In fact, social enterprises have proven over the past decades to be remarkable vehicle for a more inclusive, just and green economy. Social enterprises are businesses that are changing the world for the better. By selling goods and services in the open market, social enterprises create employment and reinvest their profits back into their business and the local community. This allows them to tackle societal problems, improve people’s life chances, provide training and employment opportunities for those furthest from the market, support communities and create solutions for the climate crisis.
They are business for good and when they profit, society profits.
Why we need European networks to alleviate the voices of social entrepreneurs
Being a social entrepreneur may look simple, but it definitely isn’t. If anything, sometimes it seems like the entire system is going against them: lack of recognition by national governments, insufficient funding, excessive bureaucracy…
Social enterprises are not immune to the COVID-19 pandemic, as they are under immense pressure. They are facing: the total or partial inability to trade for periods of time; the increased competition for scarce funding resources; and the unforeseen challenges in adapting their business models to the new reality. There is a need for social enterprises to be recognised and included in the decision-making process. They need a seat at the policymakers’ table, to share their concerns, challenges and necessities.
One of our main goal at Euclid Network is to boost the social enterprise ecosystem in Europe by connecting entrepreneurs and enterprises, sharing resources, ideas, best practices and jointly pushing for more visibility, recognition and government support.
We at Euclid Network have created a place where social enterprises meet and support each other, a place where they do not feel alone.
How the European Action Plan for Social Economy can support social enterprises to catalyse change
We at Euclid Network believe that the European Action Plan for Social Economy is a crucial and necessary instrument for all social economy actors. The Action Plan aims to support, promote and enable social enterprises to be a fundamental part of the future economic model both within the EU and at the international level. Therefore, we congratulate the European Commission for this initiative and for its effort in providing measures and creating conditions for the social economy to fulfil its potential.
We need to support social enterprises to catalyse change and this Action Plan has been a great opportunity to do so.
Social enterprises still need to get more visibility and the recognition they deserve, especially at a regional and national level. We need to talk about social economy organisations in schools and university; we need to raise awareness among consumers; we need to build the capacity of business intermediaries to support social enterprises; we need to promote the collaboration between them and the private sector.
The policy decisions governments make now, will determine what our post COVID-19 economy will look like.
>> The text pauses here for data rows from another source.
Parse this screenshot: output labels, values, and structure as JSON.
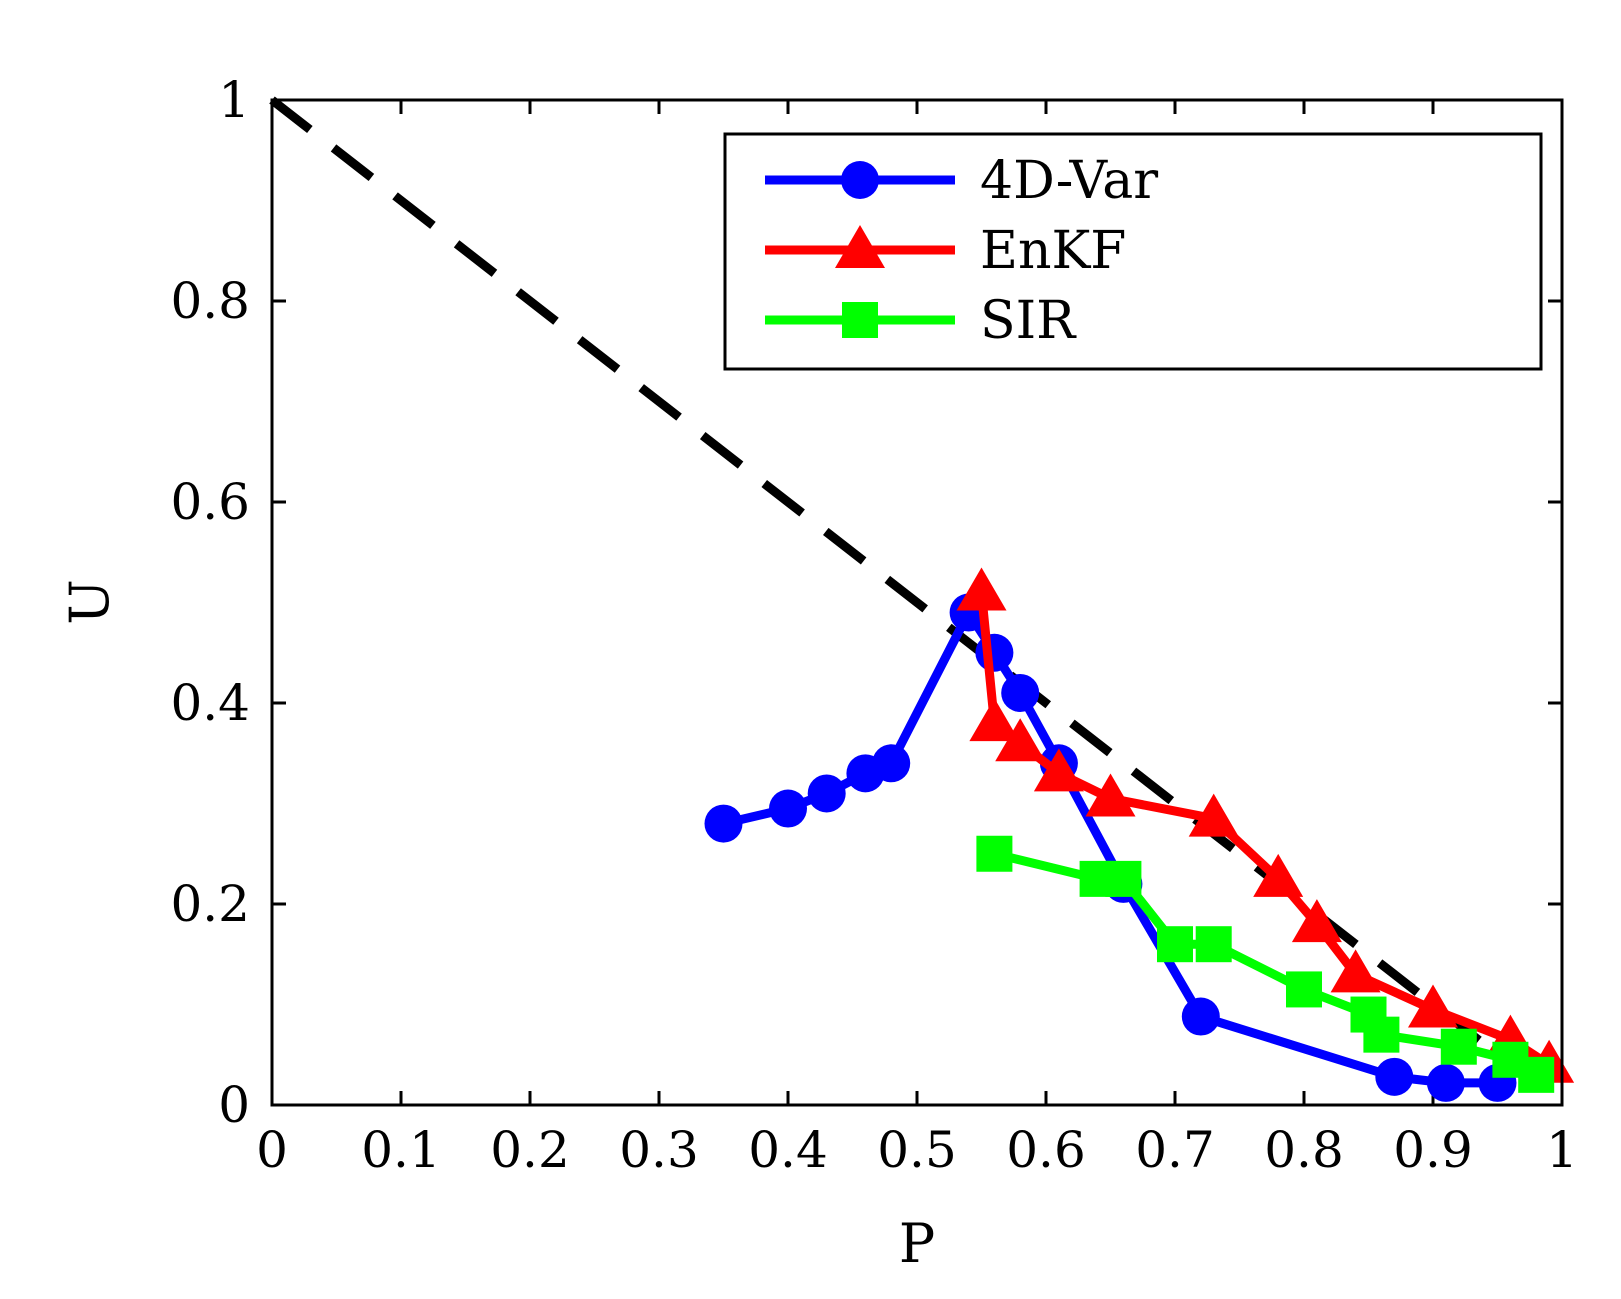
{
  "chart_data": {
    "type": "line",
    "title": "",
    "xlabel": "P",
    "ylabel": "U",
    "xlim": [
      0,
      1
    ],
    "ylim": [
      0,
      1
    ],
    "xticks": [
      "0",
      "0.1",
      "0.2",
      "0.3",
      "0.4",
      "0.5",
      "0.6",
      "0.7",
      "0.8",
      "0.9",
      "1"
    ],
    "yticks": [
      "0",
      "0.2",
      "0.4",
      "0.6",
      "0.8",
      "1"
    ],
    "grid": false,
    "legend_position": "top-right",
    "reference_line": {
      "style": "dashed",
      "color": "#000000",
      "points": [
        [
          0,
          1
        ],
        [
          1,
          0
        ]
      ]
    },
    "series": [
      {
        "name": "4D-Var",
        "color": "#0000ff",
        "marker": "circle",
        "points": [
          [
            0.35,
            0.28
          ],
          [
            0.4,
            0.295
          ],
          [
            0.43,
            0.31
          ],
          [
            0.46,
            0.33
          ],
          [
            0.48,
            0.34
          ],
          [
            0.54,
            0.49
          ],
          [
            0.56,
            0.45
          ],
          [
            0.58,
            0.41
          ],
          [
            0.61,
            0.34
          ],
          [
            0.66,
            0.22
          ],
          [
            0.72,
            0.088
          ],
          [
            0.87,
            0.028
          ],
          [
            0.91,
            0.022
          ],
          [
            0.95,
            0.022
          ]
        ]
      },
      {
        "name": "EnKF",
        "color": "#ff0000",
        "marker": "triangle",
        "points": [
          [
            0.55,
            0.51
          ],
          [
            0.56,
            0.38
          ],
          [
            0.58,
            0.36
          ],
          [
            0.61,
            0.33
          ],
          [
            0.65,
            0.305
          ],
          [
            0.73,
            0.285
          ],
          [
            0.78,
            0.225
          ],
          [
            0.81,
            0.18
          ],
          [
            0.84,
            0.13
          ],
          [
            0.9,
            0.095
          ],
          [
            0.96,
            0.065
          ],
          [
            0.99,
            0.04
          ]
        ]
      },
      {
        "name": "SIR",
        "color": "#00ff00",
        "marker": "square",
        "points": [
          [
            0.56,
            0.25
          ],
          [
            0.64,
            0.225
          ],
          [
            0.66,
            0.225
          ],
          [
            0.7,
            0.16
          ],
          [
            0.73,
            0.16
          ],
          [
            0.8,
            0.115
          ],
          [
            0.85,
            0.09
          ],
          [
            0.86,
            0.07
          ],
          [
            0.92,
            0.058
          ],
          [
            0.96,
            0.045
          ],
          [
            0.98,
            0.03
          ]
        ]
      }
    ]
  }
}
Governments have a unique chance for a green and just economic recovery that they must seize. Governments must now recognise the vital role of the social enterprise sector and harness its potential for an inclusive, equitable and sustainable economic recovery.
Veerle started her career as a social entrepreneur herself, supporting the homeless in her hometown Utrecht, the Netherlands. While completing her Master Thesis on boosting social enterprise through government intervention she was a trainee at the European Commission’s DG GROW, in the unit working on Social Economy. Currently at EN, Veerle works with leading social enterprise support organizations, governments and various international institutions on a daily basis to advance the social enterprise sector across Europe, and globally.